An independent t-test was conducted to assess the statistical differences in peak von Mises stress between rearfoot and non-rearfoot strikers. This comparison was included to validate the framework’s ability to detect biomechanically meaningful differences between distinct gait patterns. Additionally, we compared the predictive accuracy of peak stresses between rearfoot and non-rearfoot strikers using RMSE. When the Shapiro-Wilk test indicated a violation of the normality assumption, the Wilcoxon rank-sum test was employed for statistical analysis. The significance level was set at p < 0.05.
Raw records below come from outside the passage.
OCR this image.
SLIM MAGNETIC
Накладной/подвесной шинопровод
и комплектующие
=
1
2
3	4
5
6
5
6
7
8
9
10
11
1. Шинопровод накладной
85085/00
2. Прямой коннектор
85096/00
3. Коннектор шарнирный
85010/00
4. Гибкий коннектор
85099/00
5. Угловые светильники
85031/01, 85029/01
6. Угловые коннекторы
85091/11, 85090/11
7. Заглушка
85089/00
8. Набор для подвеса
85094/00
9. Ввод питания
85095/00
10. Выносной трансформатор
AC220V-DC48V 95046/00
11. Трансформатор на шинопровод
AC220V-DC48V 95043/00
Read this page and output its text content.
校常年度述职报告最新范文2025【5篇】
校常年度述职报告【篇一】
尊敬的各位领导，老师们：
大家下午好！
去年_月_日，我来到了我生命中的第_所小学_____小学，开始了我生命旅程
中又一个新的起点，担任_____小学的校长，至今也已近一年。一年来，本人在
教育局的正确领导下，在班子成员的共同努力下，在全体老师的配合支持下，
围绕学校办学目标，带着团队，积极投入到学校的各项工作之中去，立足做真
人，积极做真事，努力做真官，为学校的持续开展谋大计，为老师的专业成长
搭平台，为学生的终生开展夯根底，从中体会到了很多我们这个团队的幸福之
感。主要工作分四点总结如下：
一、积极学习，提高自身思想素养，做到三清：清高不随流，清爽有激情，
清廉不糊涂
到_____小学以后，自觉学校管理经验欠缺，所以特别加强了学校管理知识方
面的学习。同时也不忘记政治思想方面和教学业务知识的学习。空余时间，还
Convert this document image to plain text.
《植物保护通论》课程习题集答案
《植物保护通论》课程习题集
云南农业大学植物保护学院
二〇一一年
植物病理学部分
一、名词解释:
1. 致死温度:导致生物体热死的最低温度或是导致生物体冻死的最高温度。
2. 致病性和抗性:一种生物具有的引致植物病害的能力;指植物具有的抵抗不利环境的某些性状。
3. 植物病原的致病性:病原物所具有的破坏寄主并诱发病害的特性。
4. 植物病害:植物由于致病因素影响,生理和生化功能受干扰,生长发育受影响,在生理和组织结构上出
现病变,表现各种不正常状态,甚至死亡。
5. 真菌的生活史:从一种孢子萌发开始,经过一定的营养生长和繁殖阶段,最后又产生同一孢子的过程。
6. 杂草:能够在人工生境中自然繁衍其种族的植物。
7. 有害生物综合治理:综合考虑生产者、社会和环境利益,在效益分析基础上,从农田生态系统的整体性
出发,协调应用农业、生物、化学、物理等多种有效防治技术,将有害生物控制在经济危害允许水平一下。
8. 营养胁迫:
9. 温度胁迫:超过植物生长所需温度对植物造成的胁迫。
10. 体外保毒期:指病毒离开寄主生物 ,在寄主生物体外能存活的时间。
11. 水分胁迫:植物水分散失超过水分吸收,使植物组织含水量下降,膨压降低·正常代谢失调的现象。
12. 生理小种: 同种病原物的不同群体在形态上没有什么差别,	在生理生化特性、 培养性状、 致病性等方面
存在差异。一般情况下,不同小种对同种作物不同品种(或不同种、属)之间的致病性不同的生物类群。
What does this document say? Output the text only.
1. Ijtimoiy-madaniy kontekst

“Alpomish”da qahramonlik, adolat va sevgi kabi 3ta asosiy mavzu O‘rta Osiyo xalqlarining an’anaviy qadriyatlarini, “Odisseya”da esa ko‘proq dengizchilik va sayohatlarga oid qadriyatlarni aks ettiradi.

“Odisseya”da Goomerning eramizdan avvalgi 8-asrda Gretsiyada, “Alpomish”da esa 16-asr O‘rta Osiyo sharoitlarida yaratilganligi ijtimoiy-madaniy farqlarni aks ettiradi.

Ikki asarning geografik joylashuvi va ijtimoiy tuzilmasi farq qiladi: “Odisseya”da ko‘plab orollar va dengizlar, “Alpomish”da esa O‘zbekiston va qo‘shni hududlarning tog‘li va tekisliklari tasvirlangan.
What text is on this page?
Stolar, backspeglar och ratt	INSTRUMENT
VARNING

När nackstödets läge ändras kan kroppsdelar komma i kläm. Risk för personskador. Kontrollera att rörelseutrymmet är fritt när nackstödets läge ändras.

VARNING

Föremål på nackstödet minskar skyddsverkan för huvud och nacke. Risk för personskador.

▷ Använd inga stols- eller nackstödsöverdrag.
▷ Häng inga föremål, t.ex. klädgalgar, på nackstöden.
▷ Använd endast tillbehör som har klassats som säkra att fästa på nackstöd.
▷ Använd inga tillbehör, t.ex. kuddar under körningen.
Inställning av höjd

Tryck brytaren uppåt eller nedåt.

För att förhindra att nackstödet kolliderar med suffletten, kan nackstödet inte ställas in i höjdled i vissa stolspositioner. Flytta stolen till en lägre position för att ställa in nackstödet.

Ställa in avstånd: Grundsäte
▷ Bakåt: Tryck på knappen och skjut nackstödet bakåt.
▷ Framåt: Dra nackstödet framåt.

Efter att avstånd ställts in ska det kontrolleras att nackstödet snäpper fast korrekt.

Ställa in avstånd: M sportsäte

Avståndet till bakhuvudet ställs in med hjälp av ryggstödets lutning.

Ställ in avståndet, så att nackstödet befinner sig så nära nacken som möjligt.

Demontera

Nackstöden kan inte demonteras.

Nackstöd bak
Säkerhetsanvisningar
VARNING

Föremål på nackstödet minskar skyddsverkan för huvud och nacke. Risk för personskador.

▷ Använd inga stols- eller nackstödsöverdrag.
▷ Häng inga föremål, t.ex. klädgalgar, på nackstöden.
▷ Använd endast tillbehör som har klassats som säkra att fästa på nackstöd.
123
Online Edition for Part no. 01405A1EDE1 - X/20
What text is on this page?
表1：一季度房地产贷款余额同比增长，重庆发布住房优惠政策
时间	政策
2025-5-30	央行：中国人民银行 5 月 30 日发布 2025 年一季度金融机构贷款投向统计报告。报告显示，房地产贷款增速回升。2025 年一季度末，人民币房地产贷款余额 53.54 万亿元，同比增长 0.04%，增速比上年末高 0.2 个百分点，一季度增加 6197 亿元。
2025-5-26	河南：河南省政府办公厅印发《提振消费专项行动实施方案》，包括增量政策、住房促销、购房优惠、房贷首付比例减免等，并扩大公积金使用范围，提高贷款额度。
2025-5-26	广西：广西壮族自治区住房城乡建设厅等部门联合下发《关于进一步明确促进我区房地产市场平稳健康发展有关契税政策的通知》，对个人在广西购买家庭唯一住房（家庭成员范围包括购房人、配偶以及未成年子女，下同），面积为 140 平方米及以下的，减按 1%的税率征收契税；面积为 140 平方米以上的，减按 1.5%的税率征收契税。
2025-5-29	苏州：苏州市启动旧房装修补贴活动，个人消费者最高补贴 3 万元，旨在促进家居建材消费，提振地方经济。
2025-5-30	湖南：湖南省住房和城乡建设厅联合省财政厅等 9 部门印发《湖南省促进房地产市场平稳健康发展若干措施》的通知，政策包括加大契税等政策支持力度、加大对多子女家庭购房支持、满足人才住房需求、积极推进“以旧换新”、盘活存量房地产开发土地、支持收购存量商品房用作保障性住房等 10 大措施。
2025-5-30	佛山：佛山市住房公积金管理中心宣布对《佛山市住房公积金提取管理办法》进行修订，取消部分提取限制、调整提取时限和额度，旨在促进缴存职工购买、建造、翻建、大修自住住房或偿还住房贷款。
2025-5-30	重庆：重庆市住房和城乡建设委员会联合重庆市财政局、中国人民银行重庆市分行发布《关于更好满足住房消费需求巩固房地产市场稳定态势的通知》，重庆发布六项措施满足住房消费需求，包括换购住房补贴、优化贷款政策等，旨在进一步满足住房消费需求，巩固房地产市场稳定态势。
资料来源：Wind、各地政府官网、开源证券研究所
The performance of the predictive model was evaluated by calculating Pearson’s correlation coefficient (r) to assess the strength of the linear relationship between predicted and actual bone stresses, and by generating Bland-Altman plots to examine the agreement between these values. The Bland-Altman analysis involved calculating the mean difference and the limits of agreement (mean difference ± 1.96 SD) to identify any systematic errors or trends across the range of observed data.